What is the general pipeline of cancer treatment?

A
  • Avoid Risk
  • Identify those at risk and screen them
  • Diagnose as early as possible
  • Establish extent of spread
  • Establish Prognosis
  • Select treatment
  • Analyse effect of treatment and adjust accordingly
  • Monitor homeostasis and adapt management
25
Q

What are the modifiable cancer risk factors, and how important are they?

A

Around 30-40% of cancer deaths can be directly attributed to behavioural and dietary risks, such as:
• Smoking
o 22% of global cancer deaths
o 71% of global lung cancer deaths

  • Alcohol
  • Infections
  • Obesity
  • Radiation (Sun based and medical scanning)
  • Air pollution/other environmental factors

However, some recent studies (Wu et al, 2015) estimate a much higher contribution of extrinsic risk factors to cancer development, with intrinsic risk factors providing only 10-30% of lifetime risk. This has been hailed by some as proof against the idea that cancer is often the result of bad luck.

26
Q

What are the various treatment options for cancer? Give examples

A

• Surgery
o Tumour removal

  • Radiotherapy
  • Chemotherapy

• Hormonal therapy
o Eg Tamoxifen, Letrozole

• Cytokine therapy
o Eg Interleukin-2 therapy

• Immunotherapy
o Eg rituximab, cancer vaccines

• Targeted therapy
o Personalised treatment based on genetic profile (eg BRAF treatment above)
o Utilises strategic combinations of drugs/therapies
o Eg Herceptin, Cetuximab, Avastin, Erlotinib, Imatinib

27
Q

What is personalised therapy?

A

Personalised therapy is based upon extraction of the DNA from the tumour and profiling it for somatic mutations known to be linked to cancer. This allows the design of a treatment based on the ‘actionable’ mutation profile, allowing the driver mutations to be targeted specifically.

28
Q

What has enabled personalised cancer therapy to be realistic?

A

Due to the huge reduction in cost of genome sequencing – having far outstripped Moore’s law to the point of $1000 genomes, with $100 genomes expected by 2020 – personalised therapies are soon going to become a more widely available option.

29
Q

What could personalised therapy lead to in terms of classification?

A

Cancers have so far been categorised based upon their location and histology, but this would allow cancers to be grouped by the driver mutations that produced them.

30
Q

What is the main limitation of personalised therapy?

A

The biological understanding of the cancer regulatory networks and their relationship to the mutations.

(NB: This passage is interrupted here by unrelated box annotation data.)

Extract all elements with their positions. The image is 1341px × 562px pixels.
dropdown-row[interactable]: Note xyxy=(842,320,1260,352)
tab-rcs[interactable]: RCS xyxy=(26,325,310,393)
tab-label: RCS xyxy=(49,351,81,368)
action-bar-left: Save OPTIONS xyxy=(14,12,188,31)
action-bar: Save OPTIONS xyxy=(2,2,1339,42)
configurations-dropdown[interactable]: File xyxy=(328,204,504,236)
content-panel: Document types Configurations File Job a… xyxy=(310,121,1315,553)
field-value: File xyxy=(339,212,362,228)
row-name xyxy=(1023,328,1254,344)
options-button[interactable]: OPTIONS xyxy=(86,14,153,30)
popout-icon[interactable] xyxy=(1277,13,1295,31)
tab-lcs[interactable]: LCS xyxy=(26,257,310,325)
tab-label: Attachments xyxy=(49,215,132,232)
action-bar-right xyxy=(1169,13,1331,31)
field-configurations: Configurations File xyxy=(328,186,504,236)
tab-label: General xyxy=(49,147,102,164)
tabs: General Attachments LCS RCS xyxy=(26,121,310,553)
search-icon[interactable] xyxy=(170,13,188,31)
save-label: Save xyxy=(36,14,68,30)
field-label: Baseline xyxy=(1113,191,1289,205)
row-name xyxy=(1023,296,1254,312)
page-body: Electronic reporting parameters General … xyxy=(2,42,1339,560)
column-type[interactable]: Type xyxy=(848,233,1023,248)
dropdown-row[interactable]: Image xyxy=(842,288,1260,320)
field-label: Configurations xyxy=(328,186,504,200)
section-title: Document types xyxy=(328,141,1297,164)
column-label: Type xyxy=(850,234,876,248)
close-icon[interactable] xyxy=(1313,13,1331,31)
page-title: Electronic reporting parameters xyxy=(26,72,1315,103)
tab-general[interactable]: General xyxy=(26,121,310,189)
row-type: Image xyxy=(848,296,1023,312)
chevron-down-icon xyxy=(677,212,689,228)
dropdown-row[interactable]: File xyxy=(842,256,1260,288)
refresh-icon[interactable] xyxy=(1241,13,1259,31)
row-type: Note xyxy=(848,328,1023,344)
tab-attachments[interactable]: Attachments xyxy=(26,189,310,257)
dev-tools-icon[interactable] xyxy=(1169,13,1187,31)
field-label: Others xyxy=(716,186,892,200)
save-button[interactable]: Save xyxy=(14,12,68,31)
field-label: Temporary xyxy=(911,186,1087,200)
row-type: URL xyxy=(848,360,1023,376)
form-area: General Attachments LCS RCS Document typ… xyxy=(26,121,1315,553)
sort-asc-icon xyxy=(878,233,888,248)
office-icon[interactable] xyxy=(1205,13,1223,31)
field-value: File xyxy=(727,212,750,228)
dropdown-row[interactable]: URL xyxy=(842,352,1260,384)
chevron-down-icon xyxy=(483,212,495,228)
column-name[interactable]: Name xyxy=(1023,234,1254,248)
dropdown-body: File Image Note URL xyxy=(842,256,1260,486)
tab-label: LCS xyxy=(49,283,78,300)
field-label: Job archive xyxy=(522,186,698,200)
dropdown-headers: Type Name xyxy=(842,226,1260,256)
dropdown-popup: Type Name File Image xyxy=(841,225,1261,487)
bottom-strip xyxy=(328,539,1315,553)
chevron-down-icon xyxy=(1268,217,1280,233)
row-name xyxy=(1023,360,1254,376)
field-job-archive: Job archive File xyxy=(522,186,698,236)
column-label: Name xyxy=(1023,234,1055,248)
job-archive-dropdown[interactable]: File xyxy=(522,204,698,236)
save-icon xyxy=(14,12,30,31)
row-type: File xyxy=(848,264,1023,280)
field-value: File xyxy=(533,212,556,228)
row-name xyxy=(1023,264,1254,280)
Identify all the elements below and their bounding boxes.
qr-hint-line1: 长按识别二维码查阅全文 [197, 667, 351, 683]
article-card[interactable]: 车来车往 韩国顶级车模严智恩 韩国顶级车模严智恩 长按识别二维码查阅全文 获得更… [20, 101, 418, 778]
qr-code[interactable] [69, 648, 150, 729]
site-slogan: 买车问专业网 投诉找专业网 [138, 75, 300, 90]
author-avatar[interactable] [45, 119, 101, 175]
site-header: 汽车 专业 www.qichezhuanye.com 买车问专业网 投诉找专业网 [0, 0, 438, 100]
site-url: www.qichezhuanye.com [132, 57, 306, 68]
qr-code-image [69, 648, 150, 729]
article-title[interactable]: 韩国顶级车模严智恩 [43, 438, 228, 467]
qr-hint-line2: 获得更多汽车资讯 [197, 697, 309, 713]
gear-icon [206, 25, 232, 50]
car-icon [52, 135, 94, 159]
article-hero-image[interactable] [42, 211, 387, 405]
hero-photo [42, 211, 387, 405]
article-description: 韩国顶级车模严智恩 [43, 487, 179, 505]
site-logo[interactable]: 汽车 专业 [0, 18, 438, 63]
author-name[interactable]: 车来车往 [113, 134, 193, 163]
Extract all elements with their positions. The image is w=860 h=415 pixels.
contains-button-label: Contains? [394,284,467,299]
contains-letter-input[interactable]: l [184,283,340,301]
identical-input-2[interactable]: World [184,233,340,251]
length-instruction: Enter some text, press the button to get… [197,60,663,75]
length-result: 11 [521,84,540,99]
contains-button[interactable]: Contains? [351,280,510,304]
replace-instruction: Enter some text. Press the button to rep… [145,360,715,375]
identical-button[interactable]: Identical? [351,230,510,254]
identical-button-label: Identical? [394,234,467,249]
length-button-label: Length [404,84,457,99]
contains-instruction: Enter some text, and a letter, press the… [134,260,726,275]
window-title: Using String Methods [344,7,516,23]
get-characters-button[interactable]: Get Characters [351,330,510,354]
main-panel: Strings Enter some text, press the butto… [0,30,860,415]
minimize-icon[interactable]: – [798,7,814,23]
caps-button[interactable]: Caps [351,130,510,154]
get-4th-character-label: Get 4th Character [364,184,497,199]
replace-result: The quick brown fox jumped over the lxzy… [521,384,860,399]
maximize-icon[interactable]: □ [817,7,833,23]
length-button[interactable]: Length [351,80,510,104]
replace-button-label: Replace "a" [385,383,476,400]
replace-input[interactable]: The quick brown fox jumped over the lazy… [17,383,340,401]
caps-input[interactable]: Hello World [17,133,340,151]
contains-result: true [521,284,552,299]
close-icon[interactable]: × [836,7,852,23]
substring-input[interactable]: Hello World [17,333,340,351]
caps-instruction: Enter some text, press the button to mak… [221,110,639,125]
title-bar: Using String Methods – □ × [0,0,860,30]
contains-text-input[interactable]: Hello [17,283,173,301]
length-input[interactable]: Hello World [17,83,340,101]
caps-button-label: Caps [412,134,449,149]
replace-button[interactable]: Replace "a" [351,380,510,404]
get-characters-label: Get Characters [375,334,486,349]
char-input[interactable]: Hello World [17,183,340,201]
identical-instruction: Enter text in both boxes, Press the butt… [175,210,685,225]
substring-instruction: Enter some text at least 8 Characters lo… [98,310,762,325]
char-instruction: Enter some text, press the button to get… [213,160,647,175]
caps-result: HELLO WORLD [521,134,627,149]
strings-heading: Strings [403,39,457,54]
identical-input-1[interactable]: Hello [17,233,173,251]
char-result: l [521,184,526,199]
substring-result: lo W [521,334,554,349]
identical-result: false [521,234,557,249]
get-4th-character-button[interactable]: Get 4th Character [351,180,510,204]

The connection between genotype and phenotype is, for now, often unclear as to which mutation causes which phenotype.

31
Q

What is a novel way of obtaining cancer cells for genomic evaluation?

A

Liquid Biopsies

32
Q

What are liquid biopsies? What is their dis/advantages?

A

Circulating tumour cells (CTCs) present during metastasis can be harvested from the blood, as can circulating ‘free DNA’ (denoted as ctDNA) that is released from tumours as its cells die and are replaced.

This allows for rapid and non-invasive analysis of the current state of the cancer genotype. However, the blood-brain barrier prevents this from being a useful technique for brain cancers.